You love each other unconditionally, you laugh together, you are there for each other when times are tough, and you help each other in whatever way is needed. Also try as much as possible to keep clear lines between these conflicting roles. Talk about work at the office—not during family times. Don’t make the business into what defines your relationship.

  1. Begin training the next generation of leaders sooner, rather than later

Most business owners may think it will be years—perhaps decades—before you are ready to retire. In a perfect world, events happen on our own timetables. But we do not live in a perfect world. So it is imperative to have a formal plan in place to identify and train family members for their future roles.

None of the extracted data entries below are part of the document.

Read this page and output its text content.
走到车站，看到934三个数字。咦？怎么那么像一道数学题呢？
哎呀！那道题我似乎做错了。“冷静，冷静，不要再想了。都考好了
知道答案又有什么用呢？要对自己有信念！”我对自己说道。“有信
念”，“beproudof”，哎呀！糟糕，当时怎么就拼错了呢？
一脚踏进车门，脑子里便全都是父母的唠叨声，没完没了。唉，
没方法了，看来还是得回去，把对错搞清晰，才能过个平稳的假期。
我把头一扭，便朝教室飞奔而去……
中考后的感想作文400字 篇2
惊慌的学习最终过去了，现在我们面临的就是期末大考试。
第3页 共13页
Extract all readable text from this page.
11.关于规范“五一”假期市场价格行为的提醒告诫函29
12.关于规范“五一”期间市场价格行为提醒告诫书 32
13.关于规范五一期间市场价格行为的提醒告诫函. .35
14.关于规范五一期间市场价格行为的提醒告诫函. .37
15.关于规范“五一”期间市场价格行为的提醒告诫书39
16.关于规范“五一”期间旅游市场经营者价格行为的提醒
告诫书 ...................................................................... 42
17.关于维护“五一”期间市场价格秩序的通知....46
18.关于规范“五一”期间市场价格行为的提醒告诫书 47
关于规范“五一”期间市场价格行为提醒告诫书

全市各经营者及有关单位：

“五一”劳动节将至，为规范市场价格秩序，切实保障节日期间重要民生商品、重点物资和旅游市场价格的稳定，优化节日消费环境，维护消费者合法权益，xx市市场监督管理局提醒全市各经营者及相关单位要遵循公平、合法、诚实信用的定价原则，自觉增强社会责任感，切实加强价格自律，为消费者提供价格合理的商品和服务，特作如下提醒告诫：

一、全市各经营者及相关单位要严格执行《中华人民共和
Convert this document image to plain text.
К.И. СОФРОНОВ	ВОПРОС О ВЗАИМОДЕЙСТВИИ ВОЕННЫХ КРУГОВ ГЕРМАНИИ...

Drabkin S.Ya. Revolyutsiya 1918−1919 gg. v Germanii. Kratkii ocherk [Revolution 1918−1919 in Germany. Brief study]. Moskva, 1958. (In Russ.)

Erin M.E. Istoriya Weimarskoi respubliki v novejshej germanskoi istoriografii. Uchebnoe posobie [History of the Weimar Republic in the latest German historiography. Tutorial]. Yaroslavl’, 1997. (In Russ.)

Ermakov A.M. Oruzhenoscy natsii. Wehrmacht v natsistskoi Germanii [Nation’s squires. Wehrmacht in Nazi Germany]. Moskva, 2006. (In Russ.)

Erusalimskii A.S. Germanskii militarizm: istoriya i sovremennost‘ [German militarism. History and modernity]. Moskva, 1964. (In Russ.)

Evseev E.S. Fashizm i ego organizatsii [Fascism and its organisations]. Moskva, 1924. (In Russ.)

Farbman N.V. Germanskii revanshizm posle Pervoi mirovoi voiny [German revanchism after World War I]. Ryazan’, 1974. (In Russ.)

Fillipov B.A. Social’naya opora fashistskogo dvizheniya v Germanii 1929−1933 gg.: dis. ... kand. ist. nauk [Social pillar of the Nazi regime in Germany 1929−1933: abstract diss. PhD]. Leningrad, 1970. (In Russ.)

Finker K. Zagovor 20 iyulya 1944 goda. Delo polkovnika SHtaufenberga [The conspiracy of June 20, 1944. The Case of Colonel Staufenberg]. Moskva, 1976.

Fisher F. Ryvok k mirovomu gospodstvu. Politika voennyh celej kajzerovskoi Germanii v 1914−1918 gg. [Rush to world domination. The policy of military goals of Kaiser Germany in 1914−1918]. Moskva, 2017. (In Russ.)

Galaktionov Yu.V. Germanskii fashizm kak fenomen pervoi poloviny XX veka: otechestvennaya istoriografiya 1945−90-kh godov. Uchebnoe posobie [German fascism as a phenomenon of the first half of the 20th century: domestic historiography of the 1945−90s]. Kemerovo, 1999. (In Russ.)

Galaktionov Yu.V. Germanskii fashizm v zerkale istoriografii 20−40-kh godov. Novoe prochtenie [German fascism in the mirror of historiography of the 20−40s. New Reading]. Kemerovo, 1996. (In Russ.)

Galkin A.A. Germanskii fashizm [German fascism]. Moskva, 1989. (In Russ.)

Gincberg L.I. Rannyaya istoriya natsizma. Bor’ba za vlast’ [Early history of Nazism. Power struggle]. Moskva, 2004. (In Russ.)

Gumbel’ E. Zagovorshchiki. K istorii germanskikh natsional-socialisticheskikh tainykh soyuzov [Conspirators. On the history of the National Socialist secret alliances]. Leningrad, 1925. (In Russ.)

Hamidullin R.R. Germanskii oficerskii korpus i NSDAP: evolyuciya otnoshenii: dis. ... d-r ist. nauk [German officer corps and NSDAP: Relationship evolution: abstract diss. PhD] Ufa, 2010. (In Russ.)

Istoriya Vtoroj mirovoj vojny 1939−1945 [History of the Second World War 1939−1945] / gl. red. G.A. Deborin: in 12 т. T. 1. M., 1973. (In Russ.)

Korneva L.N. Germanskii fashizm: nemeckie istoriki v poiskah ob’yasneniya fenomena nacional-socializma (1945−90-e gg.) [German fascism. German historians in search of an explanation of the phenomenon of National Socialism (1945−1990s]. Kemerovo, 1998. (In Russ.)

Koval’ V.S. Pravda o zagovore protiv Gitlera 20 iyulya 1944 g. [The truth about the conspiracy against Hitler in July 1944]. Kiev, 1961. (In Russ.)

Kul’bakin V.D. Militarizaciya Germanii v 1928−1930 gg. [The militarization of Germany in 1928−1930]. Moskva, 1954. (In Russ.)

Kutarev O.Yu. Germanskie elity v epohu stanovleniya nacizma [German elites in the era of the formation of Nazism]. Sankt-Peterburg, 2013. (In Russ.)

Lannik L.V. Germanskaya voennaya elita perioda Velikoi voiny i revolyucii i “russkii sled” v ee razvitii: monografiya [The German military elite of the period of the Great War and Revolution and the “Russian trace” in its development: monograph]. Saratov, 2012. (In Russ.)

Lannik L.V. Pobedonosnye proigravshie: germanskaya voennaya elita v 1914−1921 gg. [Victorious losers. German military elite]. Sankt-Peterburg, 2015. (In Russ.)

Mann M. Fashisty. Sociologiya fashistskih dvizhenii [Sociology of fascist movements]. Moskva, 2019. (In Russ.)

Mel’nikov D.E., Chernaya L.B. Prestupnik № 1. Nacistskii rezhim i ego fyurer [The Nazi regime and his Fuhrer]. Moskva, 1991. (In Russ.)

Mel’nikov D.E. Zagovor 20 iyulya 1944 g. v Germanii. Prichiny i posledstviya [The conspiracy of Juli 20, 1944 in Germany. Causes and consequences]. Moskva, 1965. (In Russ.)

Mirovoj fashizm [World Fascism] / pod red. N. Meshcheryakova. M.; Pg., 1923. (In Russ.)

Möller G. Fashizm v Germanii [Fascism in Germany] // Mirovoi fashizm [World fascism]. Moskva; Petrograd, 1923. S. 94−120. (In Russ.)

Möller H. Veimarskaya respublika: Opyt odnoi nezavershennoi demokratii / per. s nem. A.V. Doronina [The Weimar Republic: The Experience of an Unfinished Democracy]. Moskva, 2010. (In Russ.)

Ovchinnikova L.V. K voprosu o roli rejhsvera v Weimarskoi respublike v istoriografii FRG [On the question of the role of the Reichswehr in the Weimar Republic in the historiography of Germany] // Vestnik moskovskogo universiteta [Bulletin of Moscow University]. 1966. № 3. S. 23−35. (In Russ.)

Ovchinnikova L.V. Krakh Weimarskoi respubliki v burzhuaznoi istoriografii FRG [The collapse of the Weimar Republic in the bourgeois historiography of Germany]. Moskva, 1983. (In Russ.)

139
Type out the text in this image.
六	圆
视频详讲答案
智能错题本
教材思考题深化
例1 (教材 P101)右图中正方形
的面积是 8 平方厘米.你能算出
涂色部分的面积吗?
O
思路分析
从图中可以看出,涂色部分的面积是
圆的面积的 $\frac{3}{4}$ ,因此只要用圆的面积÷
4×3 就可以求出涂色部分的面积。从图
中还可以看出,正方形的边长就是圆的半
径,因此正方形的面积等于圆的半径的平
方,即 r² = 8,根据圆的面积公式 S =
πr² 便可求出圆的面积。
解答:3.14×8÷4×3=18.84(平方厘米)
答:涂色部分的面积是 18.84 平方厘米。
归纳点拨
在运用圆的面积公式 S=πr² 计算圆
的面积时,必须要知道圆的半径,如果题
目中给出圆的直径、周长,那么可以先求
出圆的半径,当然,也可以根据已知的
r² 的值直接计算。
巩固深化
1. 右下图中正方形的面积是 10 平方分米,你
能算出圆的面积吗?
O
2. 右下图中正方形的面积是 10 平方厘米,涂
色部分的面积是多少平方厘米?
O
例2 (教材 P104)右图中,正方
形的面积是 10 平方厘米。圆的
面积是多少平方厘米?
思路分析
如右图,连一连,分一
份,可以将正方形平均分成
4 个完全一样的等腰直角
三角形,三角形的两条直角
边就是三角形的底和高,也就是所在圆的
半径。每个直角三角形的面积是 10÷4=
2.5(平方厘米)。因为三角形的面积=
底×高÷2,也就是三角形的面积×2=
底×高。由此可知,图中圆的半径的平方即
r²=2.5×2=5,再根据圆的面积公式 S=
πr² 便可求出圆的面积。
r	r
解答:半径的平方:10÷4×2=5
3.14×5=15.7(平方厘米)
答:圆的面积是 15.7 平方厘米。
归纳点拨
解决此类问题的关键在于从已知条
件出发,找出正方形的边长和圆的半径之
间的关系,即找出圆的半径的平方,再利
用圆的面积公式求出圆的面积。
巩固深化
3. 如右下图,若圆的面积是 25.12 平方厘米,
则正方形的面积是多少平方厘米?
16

It is also why you will want non – family members on your board of directors; they can help ensure that the most qualified family members are chosen to lead. One of the worst mistakes a family business can make is to place someone in a position of authority solely because he or she is family.

  1. Be Flexible

Always understand that family members are people, and people change. Children may not wish to follow in their parents’ footsteps. The ideal way to ensure a family business’ longevity is to recognize and respect your family members’ interests and limitations, and identify leaders with the fortitude to follow a business’ long – term vision. Although such decisions can be difficult, In the long run, what’s best for the company is often what’s best for the family as well.

  1. Take the Arguments to Lunch

Even though it is a bad idea to bring the drama to work, it still doesn’t mean it shouldn’t be resolved right away. If that is the case, gather the affected family members and head out to lunch. Everybody is more agreeable when they eat and since it is outside of the office, having tough conversations about family problems is completely appropriate.

  1. Alignment

Family businesses can always achieve long – term success when family members, owners, executives and employees have similar values and are united toward the same goals. Note that the best companies are the best aligned. Strategy, purpose and organisational capabilities must be in sync. Without clear alignment family businesses are vulnerable.

Misalignment creates discord, tension and conflict. Alignment creates a process that reinforces the company strategy, increases family and organizational harmony and promotes accountability and profitability. Always strive to keep the focus on the business! Its success is what makes other things possible.

Running and ensuring long term success in a family business is always centered on the connection and maturity shared by family members. Ruining family relationships over what may be petty arguments isn’t worth it in the end. Talk about things while they are small concerns. Cultivating positive family relationships outside of the office will help create a positive atmosphere at work.